Two superpowers – the imperialist Humans and machine state of Proxus – have waged war on one another, and caught in the crossfire are the people of Antares. In an effort to save his planet from fear and tyranny, Emperor Agreios sends his seven daughters, including Heiress Lady Helena, into the conflict.

Gifted with the ability to read people’s thoughts, the sisters devise a plan to befriend and infiltrate the Humans’ camp. However, the sisters, including Helena, find themselves conflicted between betrayal and honor; tradition and universal fellowship; reason and doubt; and love and duty.

“The Antaran Legacy series came about as a result from a spontaneous story telling moment with my wife. For Duty is the precursor to the story that developed that night,” explains Plourde. “Like with my other stories, my characters tend to take a life of their own, and help me share some of the life lessons I’ve learned through my struggles with cancer.”

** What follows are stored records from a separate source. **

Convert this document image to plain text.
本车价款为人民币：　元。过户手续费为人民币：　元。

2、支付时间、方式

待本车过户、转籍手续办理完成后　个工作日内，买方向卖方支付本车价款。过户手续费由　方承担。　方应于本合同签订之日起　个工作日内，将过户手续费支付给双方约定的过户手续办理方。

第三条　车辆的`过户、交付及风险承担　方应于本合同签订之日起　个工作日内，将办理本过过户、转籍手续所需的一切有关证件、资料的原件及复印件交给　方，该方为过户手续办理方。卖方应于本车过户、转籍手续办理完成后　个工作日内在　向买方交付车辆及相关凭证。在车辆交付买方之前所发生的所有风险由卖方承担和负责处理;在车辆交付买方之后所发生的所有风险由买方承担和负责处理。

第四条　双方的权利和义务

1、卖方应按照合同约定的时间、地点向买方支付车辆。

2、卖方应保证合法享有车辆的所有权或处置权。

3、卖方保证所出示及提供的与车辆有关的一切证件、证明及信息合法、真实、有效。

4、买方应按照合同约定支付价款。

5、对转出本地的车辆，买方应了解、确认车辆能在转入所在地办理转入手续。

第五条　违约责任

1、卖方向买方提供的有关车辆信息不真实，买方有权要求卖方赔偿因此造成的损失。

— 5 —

Antaran Legacy: For Duty can be found on Amazon.com, iBooks and Nook. Electronic versions of the book can be purchased for $3.99, paperbacks are available for $12.99 and hardcover copies are priced at $23.99.

For more information about Matthew C. Plourde and his upcoming novels, please visit https://matthewcplourde.wordpress.com/.

– end –

About Matthew C. Plourde

After attending the University of New Haven in New Haven, Conn. and planning to begin a career in criminology, Matthew Plourde experienced a life changing event. At 23 years old, he was diagnosed with stage 3 squamous cell carcinoma located on his tongue, which nearly ended his life.

With this second chance at life, Plourde learned a valuable lesson and offers these inspirational words to people, “don’t allow life to just happen around you; make changes, take risks and be true to your own heart.”

Now 11 years later, Plourde is now able to act on those lessons learned and has begun sharing his experiences and wisdom through his novels; Eden and newly released Antaran Legacy: For Duty.

Plourde has a wife, Bonnie, and two children, Jenna & Owen.